Collection Services is on by default, so whether you know it or not, you are running Collection Services. Do not turn it off. If you turned it off, turn it back on. The default configuration for Collection Services, as shipped with the system, is good, but you can change it to make it even better.
Below I review the important configuration parameters for Collection Services, there are some environmental considerations that need to be taken into account for a couple of them. The preferred interface for configuring Collection Services is the Navigator for i Web console. You can use the CFGPFRCOL command, but that command has gotten more complex in the past few releases.
The following screen capture shows where you find the Configure Collection Services task within Navigator for i; it is part of the Performance Tasks.
The next screen capture shows the General tab from the Configure Collection Services task. You can see that I have numbered four key parameters.
The first parameter to consider is the collection interval; the default is 15 minutes. Fifteen minutes is an eternity in computer time. IBM originally selected this default value since it was relatively safe, given the amount of disk space consumed by the Collection Services data. Today most shops have plenty of disk space, so you should consider adjusting the collection interval to a smaller value. IBM recommends five-minute intervals, and I agree with IBM’s recommendation. You will need about three times as much disk space as compared with 15-minute intervals, but this is generally a good trade-off. The system will automatically expire collections as they age, so you don’t need to worry about accumulating huge amounts of data over time.

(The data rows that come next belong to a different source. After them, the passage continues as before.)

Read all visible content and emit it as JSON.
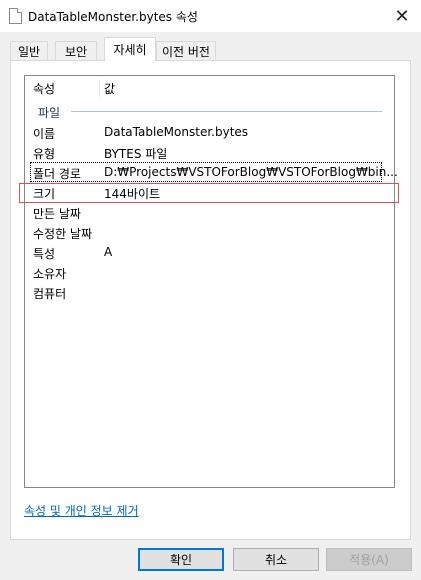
{
  "window": {
    "title": "DataTableMonster.bytes 속성",
    "close_glyph": "✕"
  },
  "tabs": [
    {
      "label": "일반",
      "active": false
    },
    {
      "label": "보안",
      "active": false
    },
    {
      "label": "자세히",
      "active": true
    },
    {
      "label": "이전 버전",
      "active": false
    }
  ],
  "details": {
    "columns": {
      "property": "속성",
      "value": "값"
    },
    "group_label": "파일",
    "rows": [
      {
        "property": "이름",
        "value": "DataTableMonster.bytes"
      },
      {
        "property": "유형",
        "value": "BYTES 파일"
      },
      {
        "property": "폴더 경로",
        "value": "D:₩Projects₩VSTOForBlog₩VSTOForBlog₩bin..."
      },
      {
        "property": "크기",
        "value": "144바이트"
      },
      {
        "property": "만든 날짜",
        "value": ""
      },
      {
        "property": "수정한 날짜",
        "value": ""
      },
      {
        "property": "특성",
        "value": "A"
      },
      {
        "property": "소유자",
        "value": ""
      },
      {
        "property": "컴퓨터",
        "value": ""
      }
    ]
  },
  "remove_link": "속성 및 개인 정보 제거",
  "buttons": {
    "ok": "확인",
    "cancel": "취소",
    "apply": "적용(A)"
  },
  "colors": {
    "highlight_border": "#d9534f",
    "link": "#0066cc",
    "primary_border": "#0078d7"
  }
}
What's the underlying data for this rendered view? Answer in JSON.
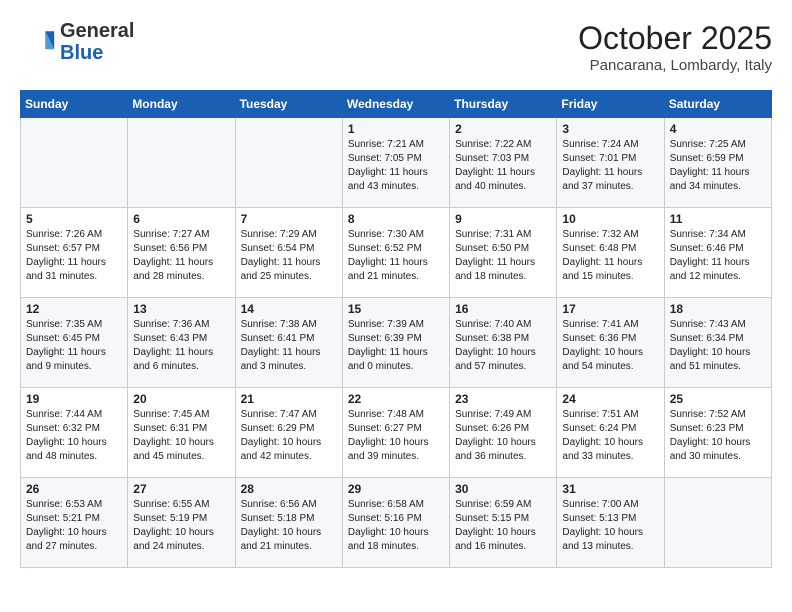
{
  "header": {
    "logo_line1": "General",
    "logo_line2": "Blue",
    "month": "October 2025",
    "location": "Pancarana, Lombardy, Italy"
  },
  "weekdays": [
    "Sunday",
    "Monday",
    "Tuesday",
    "Wednesday",
    "Thursday",
    "Friday",
    "Saturday"
  ],
  "weeks": [
    [
      {
        "day": "",
        "info": ""
      },
      {
        "day": "",
        "info": ""
      },
      {
        "day": "",
        "info": ""
      },
      {
        "day": "1",
        "info": "Sunrise: 7:21 AM\nSunset: 7:05 PM\nDaylight: 11 hours\nand 43 minutes."
      },
      {
        "day": "2",
        "info": "Sunrise: 7:22 AM\nSunset: 7:03 PM\nDaylight: 11 hours\nand 40 minutes."
      },
      {
        "day": "3",
        "info": "Sunrise: 7:24 AM\nSunset: 7:01 PM\nDaylight: 11 hours\nand 37 minutes."
      },
      {
        "day": "4",
        "info": "Sunrise: 7:25 AM\nSunset: 6:59 PM\nDaylight: 11 hours\nand 34 minutes."
      }
    ],
    [
      {
        "day": "5",
        "info": "Sunrise: 7:26 AM\nSunset: 6:57 PM\nDaylight: 11 hours\nand 31 minutes."
      },
      {
        "day": "6",
        "info": "Sunrise: 7:27 AM\nSunset: 6:56 PM\nDaylight: 11 hours\nand 28 minutes."
      },
      {
        "day": "7",
        "info": "Sunrise: 7:29 AM\nSunset: 6:54 PM\nDaylight: 11 hours\nand 25 minutes."
      },
      {
        "day": "8",
        "info": "Sunrise: 7:30 AM\nSunset: 6:52 PM\nDaylight: 11 hours\nand 21 minutes."
      },
      {
        "day": "9",
        "info": "Sunrise: 7:31 AM\nSunset: 6:50 PM\nDaylight: 11 hours\nand 18 minutes."
      },
      {
        "day": "10",
        "info": "Sunrise: 7:32 AM\nSunset: 6:48 PM\nDaylight: 11 hours\nand 15 minutes."
      },
      {
        "day": "11",
        "info": "Sunrise: 7:34 AM\nSunset: 6:46 PM\nDaylight: 11 hours\nand 12 minutes."
      }
    ],
    [
      {
        "day": "12",
        "info": "Sunrise: 7:35 AM\nSunset: 6:45 PM\nDaylight: 11 hours\nand 9 minutes."
      },
      {
        "day": "13",
        "info": "Sunrise: 7:36 AM\nSunset: 6:43 PM\nDaylight: 11 hours\nand 6 minutes."
      },
      {
        "day": "14",
        "info": "Sunrise: 7:38 AM\nSunset: 6:41 PM\nDaylight: 11 hours\nand 3 minutes."
      },
      {
        "day": "15",
        "info": "Sunrise: 7:39 AM\nSunset: 6:39 PM\nDaylight: 11 hours\nand 0 minutes."
      },
      {
        "day": "16",
        "info": "Sunrise: 7:40 AM\nSunset: 6:38 PM\nDaylight: 10 hours\nand 57 minutes."
      },
      {
        "day": "17",
        "info": "Sunrise: 7:41 AM\nSunset: 6:36 PM\nDaylight: 10 hours\nand 54 minutes."
      },
      {
        "day": "18",
        "info": "Sunrise: 7:43 AM\nSunset: 6:34 PM\nDaylight: 10 hours\nand 51 minutes."
      }
    ],
    [
      {
        "day": "19",
        "info": "Sunrise: 7:44 AM\nSunset: 6:32 PM\nDaylight: 10 hours\nand 48 minutes."
      },
      {
        "day": "20",
        "info": "Sunrise: 7:45 AM\nSunset: 6:31 PM\nDaylight: 10 hours\nand 45 minutes."
      },
      {
        "day": "21",
        "info": "Sunrise: 7:47 AM\nSunset: 6:29 PM\nDaylight: 10 hours\nand 42 minutes."
      },
      {
        "day": "22",
        "info": "Sunrise: 7:48 AM\nSunset: 6:27 PM\nDaylight: 10 hours\nand 39 minutes."
      },
      {
        "day": "23",
        "info": "Sunrise: 7:49 AM\nSunset: 6:26 PM\nDaylight: 10 hours\nand 36 minutes."
      },
      {
        "day": "24",
        "info": "Sunrise: 7:51 AM\nSunset: 6:24 PM\nDaylight: 10 hours\nand 33 minutes."
      },
      {
        "day": "25",
        "info": "Sunrise: 7:52 AM\nSunset: 6:23 PM\nDaylight: 10 hours\nand 30 minutes."
      }
    ],
    [
      {
        "day": "26",
        "info": "Sunrise: 6:53 AM\nSunset: 5:21 PM\nDaylight: 10 hours\nand 27 minutes."
      },
      {
        "day": "27",
        "info": "Sunrise: 6:55 AM\nSunset: 5:19 PM\nDaylight: 10 hours\nand 24 minutes."
      },
      {
        "day": "28",
        "info": "Sunrise: 6:56 AM\nSunset: 5:18 PM\nDaylight: 10 hours\nand 21 minutes."
      },
      {
        "day": "29",
        "info": "Sunrise: 6:58 AM\nSunset: 5:16 PM\nDaylight: 10 hours\nand 18 minutes."
      },
      {
        "day": "30",
        "info": "Sunrise: 6:59 AM\nSunset: 5:15 PM\nDaylight: 10 hours\nand 16 minutes."
      },
      {
        "day": "31",
        "info": "Sunrise: 7:00 AM\nSunset: 5:13 PM\nDaylight: 10 hours\nand 13 minutes."
      },
      {
        "day": "",
        "info": ""
      }
    ]
  ]
}
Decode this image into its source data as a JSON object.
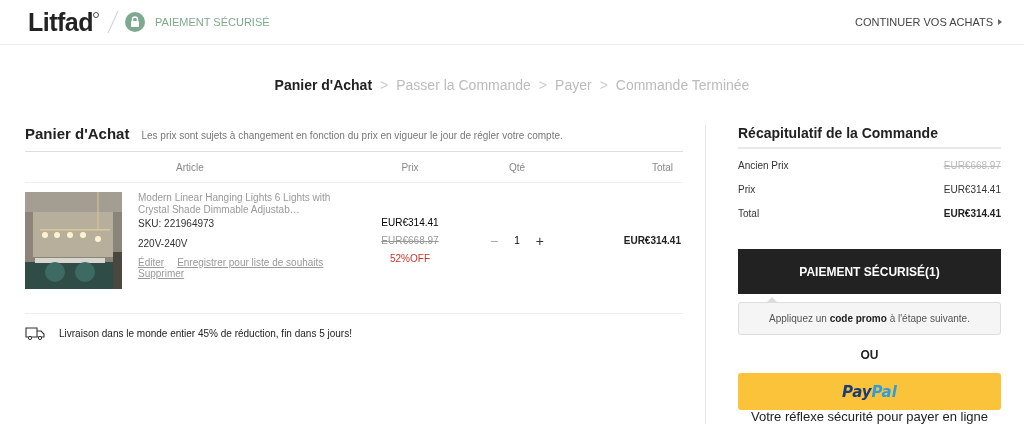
{
  "header": {
    "logo": "Litfad",
    "secure_label": "PAIEMENT SÉCURISÉ",
    "continue_link": "CONTINUER VOS ACHATS"
  },
  "steps": [
    {
      "label": "Panier d'Achat",
      "selected": true
    },
    {
      "label": "Passer la Commande",
      "selected": false
    },
    {
      "label": "Payer",
      "selected": false
    },
    {
      "label": "Commande Terminée",
      "selected": false
    }
  ],
  "step_separator": ">",
  "cart": {
    "title": "Panier d'Achat",
    "notice": "Les prix sont sujets à changement en fonction du prix en vigueur le jour de régler votre compte.",
    "columns": [
      "Article",
      "Prix",
      "Qté",
      "Total"
    ],
    "items": [
      {
        "kind": "picture",
        "name": "Modern Linear Hanging Lights 6 Lights with Crystal Shade Dimmable Adjustab…",
        "sku": "SKU: 221964973",
        "variant": "220V-240V",
        "actions": [
          "Éditer",
          "Enregistrer pour liste de souhaits",
          "Supprimer"
        ],
        "price": "EUR€314.41",
        "old_price": "EUR€668.97",
        "discount": "52%OFF",
        "minus": "−",
        "quantity": "1",
        "plus": "+",
        "total": "EUR€314.41"
      }
    ],
    "shipping_note": "Livraison dans le monde entier 45% de réduction, fin dans 5 jours!"
  },
  "summary": {
    "title": "Récapitulatif de la Commande",
    "rows": [
      {
        "kind": "old",
        "label": "Ancien Prix",
        "value": "EUR€668.97"
      },
      {
        "kind": "normal",
        "label": "Prix",
        "value": "EUR€314.41"
      },
      {
        "kind": "total",
        "label": "Total",
        "value": "EUR€314.41"
      }
    ],
    "checkout_button": "PAIEMENT SÉCURISÉ(1)",
    "promo_hint": "Appliquez un **code promo** à l'étape suivante.",
    "or_label": "OU",
    "paypal_logo": [
      "Pay",
      "Pal"
    ],
    "paypal_tagline": "Votre réflexe sécurité pour payer en ligne"
  }
}
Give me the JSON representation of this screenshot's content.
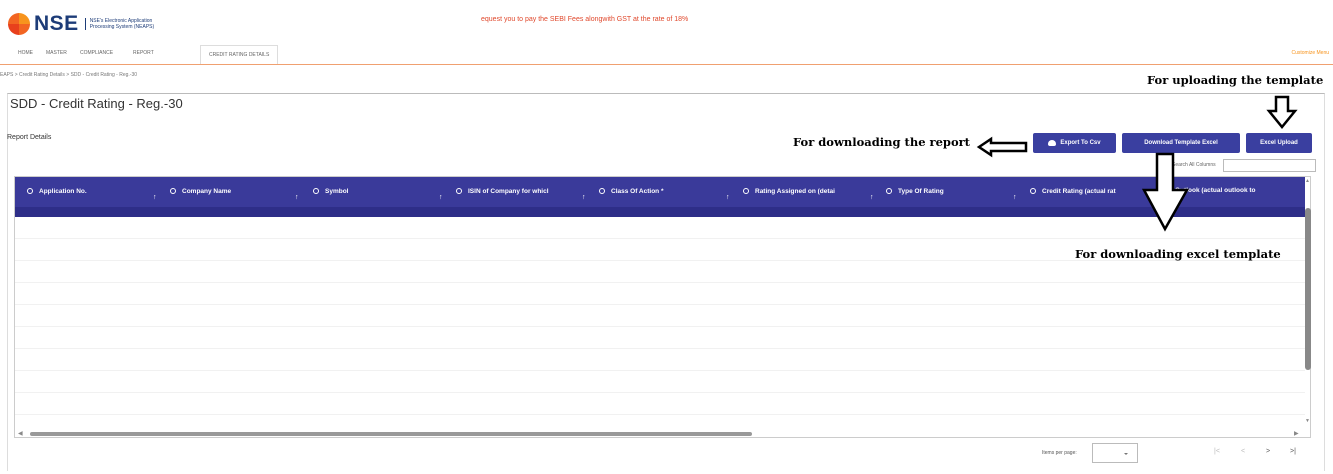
{
  "header": {
    "logo_text": "NSE",
    "logo_subtitle": "NSE's Electronic Application Processing System (NEAPS)",
    "banner_text": "equest you to pay the SEBI Fees alongwith GST at the rate of 18%"
  },
  "menu": {
    "items": [
      "HOME",
      "MASTER",
      "COMPLIANCE",
      "REPORT",
      "CREDIT RATING DETAILS"
    ],
    "customize_label": "Customize Menu"
  },
  "breadcrumb": "EAPS > Credit Rating Details > SDD - Credit Rating - Reg.-30",
  "page": {
    "title": "SDD - Credit Rating - Reg.-30",
    "report_details_label": "Report Details"
  },
  "toolbar": {
    "export_label": "Export To Csv",
    "download_template_label": "Download Template Excel",
    "upload_label": "Excel Upload"
  },
  "search": {
    "label": "Search All Columns",
    "value": ""
  },
  "table": {
    "columns": [
      "Application No.",
      "Company Name",
      "Symbol",
      "ISIN of Company for whicl",
      "Class Of Action *",
      "Rating Assigned on (detai",
      "Type Of Rating",
      "Credit Rating (actual rat",
      "Outlook (actual outlook to"
    ],
    "sort_glyph": "↑",
    "rows": []
  },
  "pagination": {
    "items_per_page_label": "Items per page:",
    "items_per_page_value": "",
    "first_glyph": "|<",
    "prev_glyph": "<",
    "next_glyph": ">",
    "last_glyph": ">|"
  },
  "annotations": {
    "upload_note": "For uploading the template",
    "report_note": "For downloading the report",
    "excel_note": "For downloading excel template"
  },
  "colors": {
    "primary": "#3a3fa0",
    "header_bg": "#3a3a9a",
    "brand_orange": "#f26522",
    "banner_red": "#e0482c",
    "brand_navy": "#1d3c78"
  }
}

The second parameter tells when to cycle the collection. Cycling closes out the current collection and starts a new one. The default is generally good, assuming you review your performance data on a daily basis. However, there are two major considerations for why you may want to change the cycle time and frequency.
- Cycle time of day. The default time to cycle the collection is at midnight. If you have a critical application that runs across midnight, you should change the cycle time — you do not want to cycle the collection in the middle of an important application. For example, if you have a batch application that runs from 11:00PM to 01:00AM, you should change the cycle time to be before 11PM or after 1AM.
- Cycle frequency. The default is every 24 hours, and again, this is a good default with one collection per day. However, on large, busy systems, the collection can grow rather large. By cycling more than once a day, you have smaller collections to work with. The queries that run to analyze the data will run more quickly on smaller collections. The trade-off is that you will need to stitch them together to view a full day’s worth of data.
The third parameter to review is the option to create historical data. Historical data was introduced in the 7.3 release, and is off by default, which is not a good default. I recommend that you turn on historical data collection. The system automatically manages historical data, summarizing it over time. You should also ensure that you have the PM Agent running so you can extend the retention period for historical data. It allows you to visualize important metrics over time to understand the workload growth over time. Historical data will be very valuable before you upgrade hardware or roll out application changes.
Be sure to leave the fourth parameter, create database files during collection, set to the default of *YES. This allows you to investigate Collection Services data in near real-time. The Performance Data Investigator, which I’ll write about in the future, requires the data to be in the Db2 files for analysis.
There are many additional configuration parameters for Collection Services on the other tabs, but the defaults are good for most of them. You may want to review the settings in the Data Retention tab. Be sure to keep Collection Services standard data (or the data in the management collection object) on the system at least 10 days, or even more if you have the disk space. You’ll want to keep baseline collections from key timeframes for reference.
The example Configure Performance Collection command below shows the parameters used to change the collection interval to five minutes, the cycle time to 11PM, cycle the collection every 12 hours, and to create historical data.
CFGPFRCOL INTERVAL(5.0) CYCTIME(230000) CYCITV(12) CRTPFRHST(*YES) CRTHSTDTL(*YES)
Now that you have improved your Collection Services configuration, you can use that data for a wide variety of purposes, which I’ll cover in future tips.